Interestingly, it was not the Roebling Wire Company that supplied the wire rope for the Brooklyn Bridge. Rather, the wire rope contract went to the lowest bidder, who was J. Lloyd Haigh. Washington was, in particular, very cautious of this other wire rope manufacturer. And, for a good reason too because, as it turned out, the other manufacturer ended up producing and delivering to the site wire rope that was too brittle and that did not pass the engineering requirements for the Bridge. “200 tons of bad wire is still in the Bridge today,” says Wagner. “Washington ended up adding in good wire to make up the difference. He had designed the bridge to be six times stronger than it needed to be in the first place, so the faulty wire was less of a problem than it might have seemed.”
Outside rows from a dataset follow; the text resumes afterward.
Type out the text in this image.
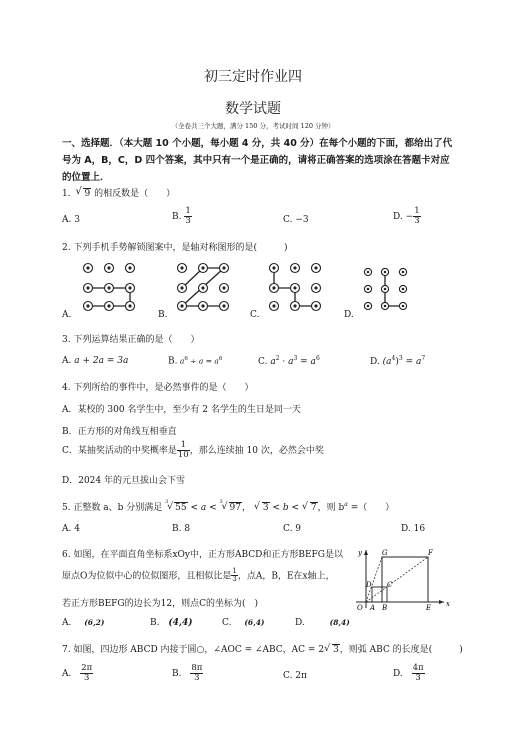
初三定时作业四
数学试题
（全卷共三个大题，满分 150 分，考试时间 120 分钟）
一、选择题．（本大题 10 个小题，每小题 4 分，共 40 分）在每个小题的下面，都给出了代
号为 A，B，C，D 四个答案，其中只有一个是正确的，请将正确答案的选项涂在答题卡对应
的位置上．
1. √ 9 的相反数是（　　）
A. 3	B. $\frac{1}{3}$	C. −3	D. − $\frac{1}{3}$
2. 下列手机手势解锁图案中，是轴对称图形的是(　　　)
A.	B.	C.	D.
3. 下列运算结果正确的是（　　）
A. a + 2a = 3a	B. $a^6 \div a = a^6$	C. $a^2 \cdot a^3 = a^6$	D. $(a^4)^3 = a^7$
4. 下列所给的事件中，是必然事件的是（　　）
A．某校的 300 名学生中，至少有 2 名学生的生日是同一天
B．正方形的对角线互相垂直
C．某抽奖活动的中奖概率是 $\frac{1}{10}$ ，那么连续抽 10 次，必然会中奖
D．2024 年的元旦拔山会下雪
5. 正整数 a、b 分别满足
3
√ 55 < a <
3
√ 97， √ 3 < b < √ 7，则 $b^a$ =（　　）
A. 4	B. 8	C. 9	D. 16
6. 如图，在平面直角坐标系xOy中，正方形ABCD和正方形BEFG是以
原点O为位似中心的位似图形，且相似比是 $\frac{1}{3}$ ，点A，B，E在x轴上，
若正方形BEFG的边长为12，则点C的坐标为(　)
y
x
O A B	E
G	F
D C
A. (6,2)	B. (4,4)	C. (6,4)	D.	(8,4)
7. 如图，四边形 ABCD 内接于圆○，∠AOC = ∠ABC，AC = 2 √ 3，则弧 ABC 的长度是(　　　)
A. $\frac{2\pi}{3}$	B. $\frac{8\pi}{3}$	C. 2π	D. $\frac{4\pi}{3}$
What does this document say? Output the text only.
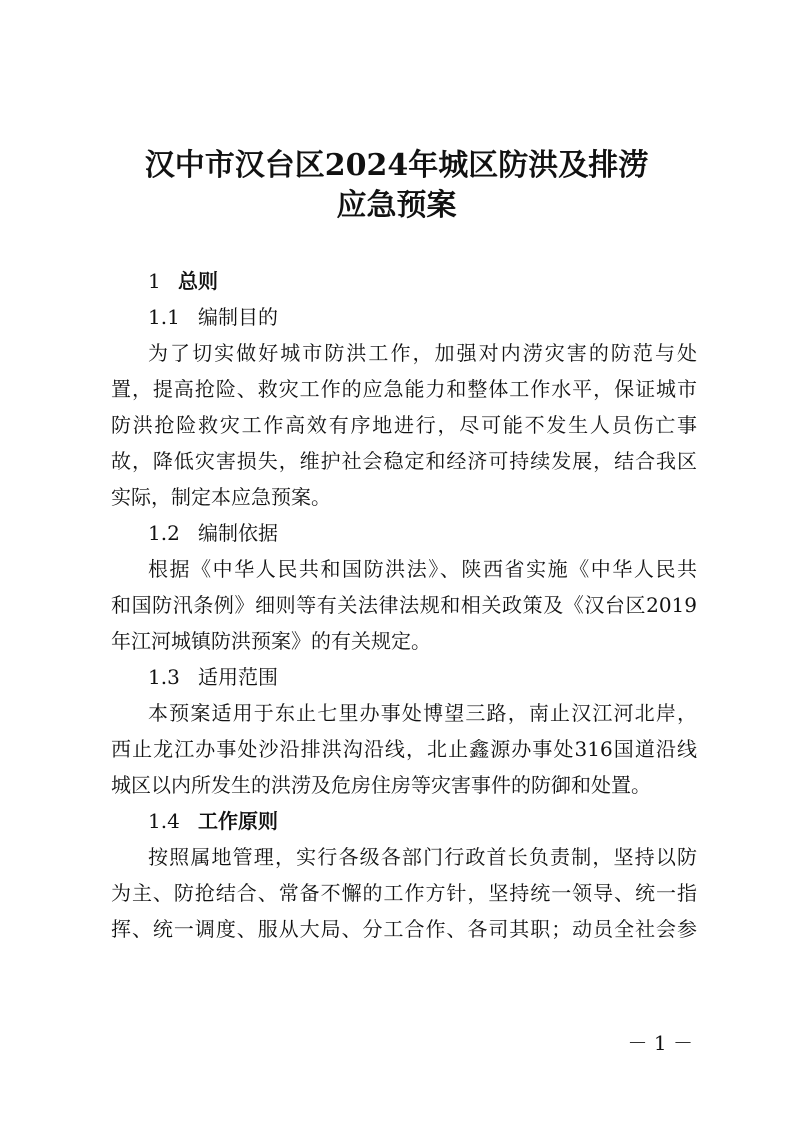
汉中市汉台区2024年城区防洪及排涝
应急预案
1 总则
1.1 编制目的
为了切实做好城市防洪工作，加强对内涝灾害的防范与处
置，提高抢险、救灾工作的应急能力和整体工作水平，保证城市
防洪抢险救灾工作高效有序地进行，尽可能不发生人员伤亡事
故，降低灾害损失，维护社会稳定和经济可持续发展，结合我区
实际，制定本应急预案。
1.2 编制依据
根据《中华人民共和国防洪法》、陕西省实施《中华人民共
和国防汛条例》细则等有关法律法规和相关政策及《汉台区2019
年江河城镇防洪预案》的有关规定。
1.3 适用范围
本预案适用于东止七里办事处博望三路，南止汉江河北岸，
西止龙江办事处沙沿排洪沟沿线，北止鑫源办事处316国道沿线
城区以内所发生的洪涝及危房住房等灾害事件的防御和处置。
1.4 工作原则
按照属地管理，实行各级各部门行政首长负责制，坚持以防
为主、防抢结合、常备不懈的工作方针，坚持统一领导、统一指
挥、统一调度、服从大局、分工合作、各司其职；动员全社会参
－ 1 －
Many Americans view the Brooklyn Bridge as having been designed, detailed, and constructed solely by John A. Roebling when in fact Washington, his eldest son, should receive a hefty sum of credit for the Bridge. As the Chief Engineer, Washington would design and detail the bridge, would oversee its construction, and would constantly problem-solve from day one to the final day of construction. Washington would be the number one person to whom everyone would consult when making decisions about how to construct the bridge. It was truly a different era in our history and, “when they started the bridge construction, finalized designs were not yet completed,” says Wagner. “Many decisions would have to be made on the fly, as the work progressed.”
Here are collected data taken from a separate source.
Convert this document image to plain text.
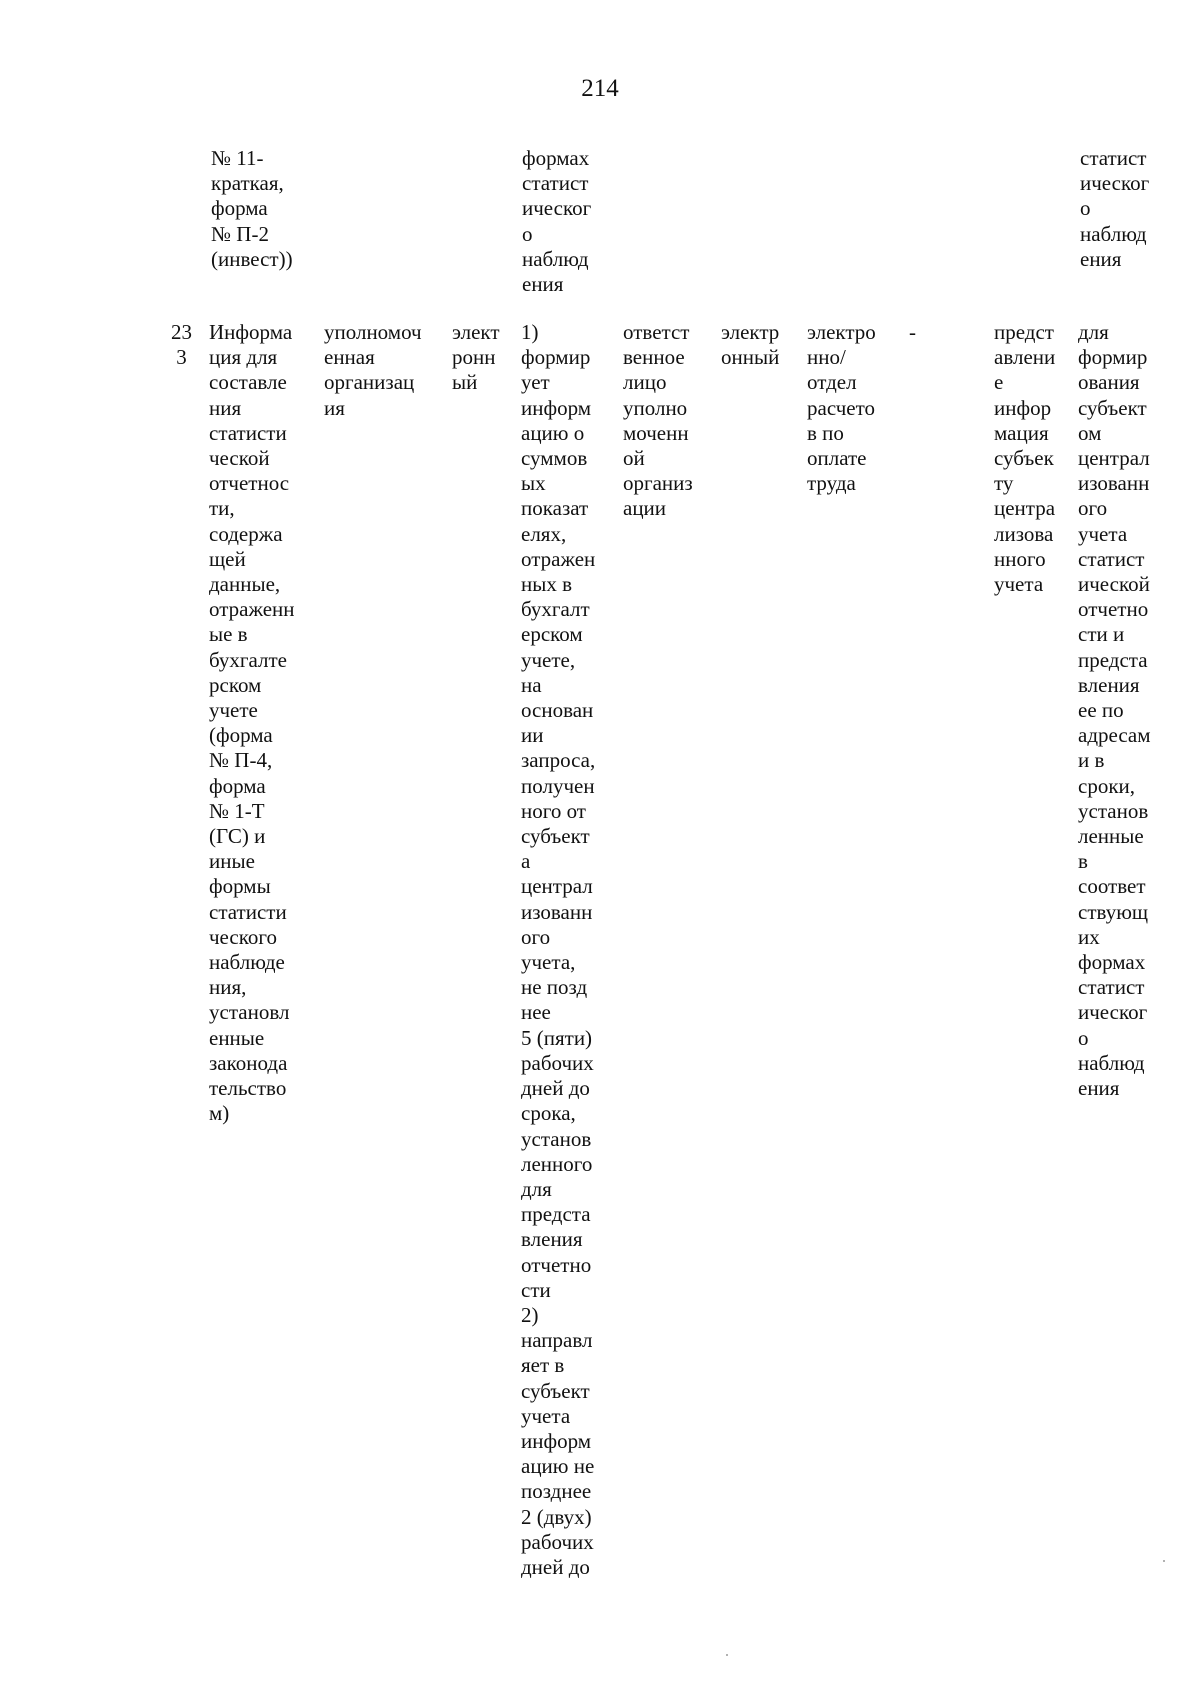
214
№ 11-
краткая,
форма
№ П-2
(инвест))
формах
статист
ическог
о
наблюд
ения
статист
ическог
о
наблюд
ения
23
3
Информа
ция для
составле
ния
статисти
ческой
отчетнос
ти,
содержа
щей
данные,
отраженн
ые в
бухгалте
рском
учете
(форма
№ П-4,
форма
№ 1-Т
(ГС) и
иные
формы
статисти
ческого
наблюде
ния,
установл
енные
законода
тельство
м)
уполномоч
енная
организац
ия
элект
ронн
ый
1)
формир
ует
информ
ацию о
суммов
ых
показат
елях,
отражен
ных в
бухгалт
ерском
учете,
на
основан
ии
запроса,
получен
ного от
субъект
а
централ
изованн
ого
учета,
не позд
нее
5 (пяти)
рабочих
дней до
срока,
установ
ленного
для
предста
вления
отчетно
сти
2)
направл
яет в
субъект
учета
информ
ацию не
позднее
2 (двух)
рабочих
дней до
ответст
венное
лицо
уполно
моченн
ой
организ
ации
электр
онный
электро
нно/
отдел
расчето
в по
оплате
труда
-	предст
авлени
е
инфор
мация
субъек
ту
центра
лизова
нного
учета
для
формир
ования
субъект
ом
централ
изованн
ого
учета
статист
ической
отчетно
сти и
предста
вления
ее по
адресам
и в
сроки,
установ
ленные
в
соответ
ствующ
их
формах
статист
ическог
о
наблюд
ения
Overcoming severe difficulties one after another, we can read about the character of the man who built the Brooklyn Bridge in Erica Wagner’s new book, Chief Engineer. “The Brooklyn Bridge is truly a work of art,” concludes Wagner. “Things that work well, that do what they are designed to do will always be beautiful.” From the day the Brooklyn Bridge opened until now, John Roebling’s vision and Washington Roebling’s iconic structure together remain a robust miracle in New York City while everything else around it changes.
About the Author:
American writer and critic Erica Wagner was the literary editor of the London Times for seventeen years and is now a contributing writer for the New Statesman and consulting literary editor for Harper’s Bazaar. Her work has appeared in the Guardian, the Economist, the Financial Times, and the New York Times, among others. She is the author of Ariel’s Gift, Seizure, and the short story collection Gravity; she is the editor of First Light: A Celebration of Alan Garner. She was the recipient of the Eccles British Library Writer’s Award in 2014, and she is a lecturer in creative writing at Goldsmiths, University of London. She lives in London with her husband and son.